About Me

I’m currently involved in a PhD in Machine Learning Methods for Big Data sponsored by the University of Portsmouth (UK). I obtained a Bachelor degree in Computer Science in Summer 2014 from University of Salerno (Italy). During the Fall 2013 semester I received a full scholarship issued by the Italian Ministry of Instruction, University and Research (MIUR) which allowed me to spend a semester (Spring 2014) at the Penn State University. During the Spring 2015 I have been part of the Erasmus+ programme for Research at the University of Portsmouth. During the summer 2016 I joined Expedia Inc. as Intern Data Scientist working on the cold start problem (ranking of new items added to the catalog ) for Recommender Systems, engineering new non-historical based features and building machine learning pipelines over 200+gb of data every day.

Contact Details

Alessio Petrozziello
School of Computing, Room 1.04
University of Portsmouth,
Portsmouth, PO1 3HE, UK.
Skype: alessiounisa


Research Interests

Missing Data Imputation - Dealing with missing data is an important step in dataset pre-processing since most statistical analysis techniques, data reduction tools, machine learning methods and recommender systems require complete datasets. There are many techniques that can be used to deal with the missingness, but the common approach is to make the most of the available data through minimizing the loss of statistical power and the bias inevitably brought by inferring values for the missing data. A more interesting problem arise when the size of the data grows in a way that the state-of-the-art techniques are no longer applicable due to the high computational time and memory required - here new distributed and online techniques should be studied and developed in order to face this new challenge.

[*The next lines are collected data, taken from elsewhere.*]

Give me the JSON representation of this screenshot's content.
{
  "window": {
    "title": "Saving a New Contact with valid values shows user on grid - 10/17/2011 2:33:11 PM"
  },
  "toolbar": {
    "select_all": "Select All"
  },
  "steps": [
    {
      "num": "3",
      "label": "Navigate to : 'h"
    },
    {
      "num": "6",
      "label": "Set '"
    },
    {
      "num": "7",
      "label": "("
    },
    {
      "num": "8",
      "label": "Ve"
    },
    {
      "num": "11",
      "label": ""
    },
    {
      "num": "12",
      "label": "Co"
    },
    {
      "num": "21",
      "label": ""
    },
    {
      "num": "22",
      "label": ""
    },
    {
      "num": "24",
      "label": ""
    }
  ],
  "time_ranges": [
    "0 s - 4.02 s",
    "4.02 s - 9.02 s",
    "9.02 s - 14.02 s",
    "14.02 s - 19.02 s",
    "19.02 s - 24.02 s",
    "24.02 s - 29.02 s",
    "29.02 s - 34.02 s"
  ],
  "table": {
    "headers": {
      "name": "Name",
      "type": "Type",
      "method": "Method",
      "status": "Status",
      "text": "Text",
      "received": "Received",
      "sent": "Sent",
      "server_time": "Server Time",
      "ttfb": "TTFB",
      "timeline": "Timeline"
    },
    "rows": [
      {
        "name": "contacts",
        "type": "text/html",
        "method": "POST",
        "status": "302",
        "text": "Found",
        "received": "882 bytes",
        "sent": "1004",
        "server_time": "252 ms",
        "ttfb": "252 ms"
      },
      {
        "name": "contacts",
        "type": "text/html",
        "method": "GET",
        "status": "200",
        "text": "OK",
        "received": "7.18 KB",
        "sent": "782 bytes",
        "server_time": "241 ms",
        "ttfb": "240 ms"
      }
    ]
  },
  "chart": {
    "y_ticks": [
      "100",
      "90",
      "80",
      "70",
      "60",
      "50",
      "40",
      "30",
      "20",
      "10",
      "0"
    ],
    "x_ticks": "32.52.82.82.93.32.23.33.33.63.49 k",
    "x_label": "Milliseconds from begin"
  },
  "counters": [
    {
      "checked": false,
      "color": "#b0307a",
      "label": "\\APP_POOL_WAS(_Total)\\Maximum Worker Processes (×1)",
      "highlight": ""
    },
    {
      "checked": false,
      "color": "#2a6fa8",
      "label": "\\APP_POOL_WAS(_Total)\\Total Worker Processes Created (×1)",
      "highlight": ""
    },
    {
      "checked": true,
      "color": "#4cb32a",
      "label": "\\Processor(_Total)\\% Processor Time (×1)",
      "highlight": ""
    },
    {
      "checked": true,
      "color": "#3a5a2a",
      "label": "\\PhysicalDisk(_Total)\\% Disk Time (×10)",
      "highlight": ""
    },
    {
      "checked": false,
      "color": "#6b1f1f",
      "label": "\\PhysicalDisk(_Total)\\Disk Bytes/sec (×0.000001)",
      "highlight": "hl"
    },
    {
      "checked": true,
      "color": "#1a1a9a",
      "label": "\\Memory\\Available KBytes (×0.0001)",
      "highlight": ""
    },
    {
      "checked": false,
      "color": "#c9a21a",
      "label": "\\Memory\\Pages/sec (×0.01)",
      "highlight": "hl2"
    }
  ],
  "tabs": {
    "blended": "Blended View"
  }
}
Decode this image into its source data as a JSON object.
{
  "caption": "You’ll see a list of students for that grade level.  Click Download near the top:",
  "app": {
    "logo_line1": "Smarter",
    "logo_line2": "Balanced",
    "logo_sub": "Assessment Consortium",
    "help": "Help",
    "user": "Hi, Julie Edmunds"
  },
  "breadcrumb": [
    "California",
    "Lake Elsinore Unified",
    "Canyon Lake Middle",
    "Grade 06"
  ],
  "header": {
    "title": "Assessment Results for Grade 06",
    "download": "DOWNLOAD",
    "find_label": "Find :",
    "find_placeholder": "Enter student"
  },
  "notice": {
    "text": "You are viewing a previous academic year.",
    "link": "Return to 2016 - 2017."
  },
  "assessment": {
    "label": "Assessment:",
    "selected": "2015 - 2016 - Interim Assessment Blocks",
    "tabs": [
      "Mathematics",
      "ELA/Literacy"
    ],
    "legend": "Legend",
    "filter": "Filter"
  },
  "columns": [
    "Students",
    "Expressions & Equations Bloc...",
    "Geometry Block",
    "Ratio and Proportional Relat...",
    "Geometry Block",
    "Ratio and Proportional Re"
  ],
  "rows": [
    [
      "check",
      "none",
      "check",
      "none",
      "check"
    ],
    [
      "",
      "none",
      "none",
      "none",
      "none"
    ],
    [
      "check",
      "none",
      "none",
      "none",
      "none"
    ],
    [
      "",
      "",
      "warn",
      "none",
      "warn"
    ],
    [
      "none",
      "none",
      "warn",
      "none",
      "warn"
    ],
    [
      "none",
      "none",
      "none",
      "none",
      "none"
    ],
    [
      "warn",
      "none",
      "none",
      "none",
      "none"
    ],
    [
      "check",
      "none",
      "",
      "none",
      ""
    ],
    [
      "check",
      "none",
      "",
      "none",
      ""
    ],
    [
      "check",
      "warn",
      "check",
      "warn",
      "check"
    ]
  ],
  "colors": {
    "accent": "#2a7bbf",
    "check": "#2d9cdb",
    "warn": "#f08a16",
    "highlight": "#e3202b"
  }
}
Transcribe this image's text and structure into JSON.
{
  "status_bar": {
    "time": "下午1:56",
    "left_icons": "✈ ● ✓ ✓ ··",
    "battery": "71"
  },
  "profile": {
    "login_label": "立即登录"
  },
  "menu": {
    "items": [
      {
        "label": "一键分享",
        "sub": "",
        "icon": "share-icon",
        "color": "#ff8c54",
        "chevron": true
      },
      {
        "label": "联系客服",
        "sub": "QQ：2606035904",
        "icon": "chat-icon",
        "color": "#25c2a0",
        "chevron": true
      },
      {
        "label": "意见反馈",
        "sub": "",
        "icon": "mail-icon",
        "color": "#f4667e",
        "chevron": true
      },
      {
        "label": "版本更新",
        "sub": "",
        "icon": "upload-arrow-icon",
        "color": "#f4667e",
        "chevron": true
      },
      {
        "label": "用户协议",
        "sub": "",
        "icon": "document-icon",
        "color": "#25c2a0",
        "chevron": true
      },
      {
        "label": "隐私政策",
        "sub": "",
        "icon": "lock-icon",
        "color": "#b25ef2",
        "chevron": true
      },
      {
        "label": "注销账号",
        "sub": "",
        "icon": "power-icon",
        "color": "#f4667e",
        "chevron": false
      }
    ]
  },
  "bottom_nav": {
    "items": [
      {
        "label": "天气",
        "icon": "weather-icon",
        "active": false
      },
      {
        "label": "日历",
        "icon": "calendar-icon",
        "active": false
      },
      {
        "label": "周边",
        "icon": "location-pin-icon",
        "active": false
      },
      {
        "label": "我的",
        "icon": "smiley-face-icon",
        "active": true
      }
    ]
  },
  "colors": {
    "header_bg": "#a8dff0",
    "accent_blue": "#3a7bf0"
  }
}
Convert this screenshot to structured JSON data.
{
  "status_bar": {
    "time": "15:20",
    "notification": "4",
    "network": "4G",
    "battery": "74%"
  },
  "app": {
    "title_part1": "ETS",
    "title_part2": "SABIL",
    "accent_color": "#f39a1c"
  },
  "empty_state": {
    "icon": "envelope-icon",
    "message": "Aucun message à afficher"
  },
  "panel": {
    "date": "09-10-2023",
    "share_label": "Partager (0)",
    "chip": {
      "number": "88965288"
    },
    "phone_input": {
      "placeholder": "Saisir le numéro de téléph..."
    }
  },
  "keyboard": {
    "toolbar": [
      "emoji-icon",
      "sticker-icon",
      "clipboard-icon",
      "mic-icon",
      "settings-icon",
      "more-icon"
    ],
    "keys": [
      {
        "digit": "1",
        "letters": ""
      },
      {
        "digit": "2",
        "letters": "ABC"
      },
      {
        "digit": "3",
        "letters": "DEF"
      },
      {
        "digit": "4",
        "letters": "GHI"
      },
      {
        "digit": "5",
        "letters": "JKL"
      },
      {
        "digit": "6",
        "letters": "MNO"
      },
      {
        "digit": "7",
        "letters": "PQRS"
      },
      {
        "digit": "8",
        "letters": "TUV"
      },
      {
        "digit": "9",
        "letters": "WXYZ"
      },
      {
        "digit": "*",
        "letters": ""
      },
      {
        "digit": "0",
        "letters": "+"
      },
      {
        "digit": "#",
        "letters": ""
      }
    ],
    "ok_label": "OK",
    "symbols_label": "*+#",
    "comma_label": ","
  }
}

Machine Learning for Big Data - Machine learning is ideal for exploiting the opportunities hidden in big data. It delivers on the promise of extracting value from big and disparate data sources with far less reliance on human direction. It is data driven and runs at machine scale. It is well suited to the complexity of dealing with disparate data sources and the huge variety of variables and amounts of data involved - and unlike traditional analysis, machine learning thrives on growing datasets, meaning the more data fed into a machine learning system, the more it can learn and apply the results to higher quality insights. Freed from the limitations of human scale thinking and analysis, machine learning is able to discover and display the patterns buried in the data.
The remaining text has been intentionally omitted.